TR

Kümelenme Teorisinin İktisadi Etkileri Üzerine Bir Bakış

Bu metin 03.Eylül .2022 tarihli Türkiye Ekonomi Kurumu’nun hazırladığı “ICE-TEA2022
8th International Conference on Economics” adlı uluslararası İktisat Kongresi’nde  sunulmuştur.-

 

KÜMELENME TEORİSİNİN İKTİSADİ ETKİLERİ ÜZERİNE BİR BAKIŞ

ÖZET

1990’dan itibaren yoğunlaşan kümelenme çalışmalarına uzun zaman öncesinde de rastlamak   mümkündür. İşletmelerin coğrafik olarak yığılma özelliği göstermesi bu duruma birçok kentte örnek teşkil etmiştir. Peki, neden aynı ürünü veya hizmeti üreten birden çok sayıda işletme farklı coğrafi alanda ekonomik faaliyetlerini sürdürmeyi istemeyip aynı alanı paylaşırken karşımıza çıkmaktadır? Aslında tarihin ilk zamanlarından beri uygulanan kümelenme olgusu üzerine Harvard Üniversitesi ekonomi ve yönetim bilimleri profesörü olan Micheal Everett Porter 1990’da Kümelenme Teorisi üzerine çalışmalar yapmıştır. Kümelenme birbiriyle bağlantılı olan işletmelerin ve kurumların belirli yerlerde coğrafi olarak yoğunlaşmalarıdır. Kümelenmeler, rekabet açısından önemli olan birbiriyle bağlantılı endüstrileri içine alır. Bu şekilde bir arada olmalarının nedeni aslında onların arasındaki rekabetin yanı sıra işbirliğinin de var olmasıdır. Sıkı bir rekabet içinde olsalar da ellerindeki müşteriyi kaybetmemek için biri bir diğerinin işletmesini önererek tüketicinin alanı terk etmesinin önüne geçerler. Kümelenme olgusu üç temel özelliğe sahiptir. Bunlar yakınlık, ağ oluşturma ve uzmanlaşmadır. Yakınlık; şirketlerin uzman işgücüne erişim, zımni ve somut bilgilerin değişimi avantajlarından ötürü, birbirlerine yakın mesafede olmalarıdır. Ağ Oluşturma; yerel tedarikçiler, müşteriler, rakipler, üniversiteler ve araştırma merkezleri arasındaki bağlantıları ve ortak çalışma ilişkilerini olanaklı kılmaktadır. Uzmanlaşma ise iş bölümünün endüstrideki yansıması olarak düşünülebilir.
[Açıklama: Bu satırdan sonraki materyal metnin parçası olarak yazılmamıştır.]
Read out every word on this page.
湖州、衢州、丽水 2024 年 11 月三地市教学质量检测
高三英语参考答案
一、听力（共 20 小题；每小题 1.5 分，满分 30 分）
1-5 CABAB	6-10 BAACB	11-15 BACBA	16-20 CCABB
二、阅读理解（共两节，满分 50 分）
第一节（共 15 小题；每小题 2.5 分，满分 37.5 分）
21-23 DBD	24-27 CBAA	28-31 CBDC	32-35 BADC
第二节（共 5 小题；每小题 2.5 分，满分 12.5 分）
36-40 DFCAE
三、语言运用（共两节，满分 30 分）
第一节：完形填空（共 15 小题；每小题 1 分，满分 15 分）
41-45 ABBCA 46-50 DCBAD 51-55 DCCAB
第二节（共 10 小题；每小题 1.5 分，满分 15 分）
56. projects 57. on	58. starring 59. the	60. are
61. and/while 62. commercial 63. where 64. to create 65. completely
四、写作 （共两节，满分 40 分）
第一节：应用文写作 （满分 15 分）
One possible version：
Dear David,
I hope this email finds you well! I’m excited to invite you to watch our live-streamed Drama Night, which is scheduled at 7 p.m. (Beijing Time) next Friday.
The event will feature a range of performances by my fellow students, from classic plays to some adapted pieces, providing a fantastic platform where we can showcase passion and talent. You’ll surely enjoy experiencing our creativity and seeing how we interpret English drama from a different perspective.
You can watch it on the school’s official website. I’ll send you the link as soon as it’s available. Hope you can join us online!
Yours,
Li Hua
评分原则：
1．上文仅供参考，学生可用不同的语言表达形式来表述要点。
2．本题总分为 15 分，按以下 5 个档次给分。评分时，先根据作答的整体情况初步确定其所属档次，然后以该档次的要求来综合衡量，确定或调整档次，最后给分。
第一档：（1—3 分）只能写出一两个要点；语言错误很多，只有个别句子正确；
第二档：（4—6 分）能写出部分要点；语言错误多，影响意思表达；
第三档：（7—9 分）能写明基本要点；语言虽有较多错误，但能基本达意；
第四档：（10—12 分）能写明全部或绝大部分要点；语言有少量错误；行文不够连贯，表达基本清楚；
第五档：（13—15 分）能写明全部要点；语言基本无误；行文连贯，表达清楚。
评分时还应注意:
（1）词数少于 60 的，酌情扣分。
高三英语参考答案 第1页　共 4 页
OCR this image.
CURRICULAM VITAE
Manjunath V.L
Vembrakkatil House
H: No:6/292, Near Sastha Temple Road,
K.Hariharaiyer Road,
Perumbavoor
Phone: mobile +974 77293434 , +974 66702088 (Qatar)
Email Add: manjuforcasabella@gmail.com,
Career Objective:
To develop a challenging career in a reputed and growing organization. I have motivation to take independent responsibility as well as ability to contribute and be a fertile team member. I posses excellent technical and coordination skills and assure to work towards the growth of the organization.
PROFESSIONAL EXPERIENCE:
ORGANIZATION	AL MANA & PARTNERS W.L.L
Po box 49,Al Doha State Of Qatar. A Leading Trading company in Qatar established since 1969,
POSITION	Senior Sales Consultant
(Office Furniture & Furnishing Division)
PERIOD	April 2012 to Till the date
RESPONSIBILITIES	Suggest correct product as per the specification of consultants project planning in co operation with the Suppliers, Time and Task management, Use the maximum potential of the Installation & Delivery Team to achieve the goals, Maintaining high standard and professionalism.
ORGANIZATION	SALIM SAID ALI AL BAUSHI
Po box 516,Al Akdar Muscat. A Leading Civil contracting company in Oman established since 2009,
Bu çalışmanın ana amaç olarak Porter tarafından öne sürülen Kümelenme Teorisi’nin işletmeler, bireyler ve ekonomi için anlamlandırılmasını sağlamak güdülmüştür. Bu minvalde Geleneksel Konum ve Yığılma Teorileri ile Endüstriyel Bölge gibi geliştirilen ilk teoriler daha çok kümelenmenin de temeli olan coğrafik yığılmaya vurgu yapılacaktır.  Sonrasında İtalyan Sanayi Bölgeleri ve Yenilikçi Çevreler, Yeni Sanayi Odakları ve Yeni Ekonomik Coğrafya teorileri incelenmiştir.  Bölgesel İnovasyon Sistemleri ve Öğrenen Bölgeler teorileri ile bağlantılar kurulmaya çalışılmış, teorinin gelişimine katkı sağlayan tüm bu teorilerin günümüze taşınması adına çözüm önerileri sunulacaktır. İnovasyon kavramına değinilip kavramın teoriyle olan bağlantıları açıklanacaktır.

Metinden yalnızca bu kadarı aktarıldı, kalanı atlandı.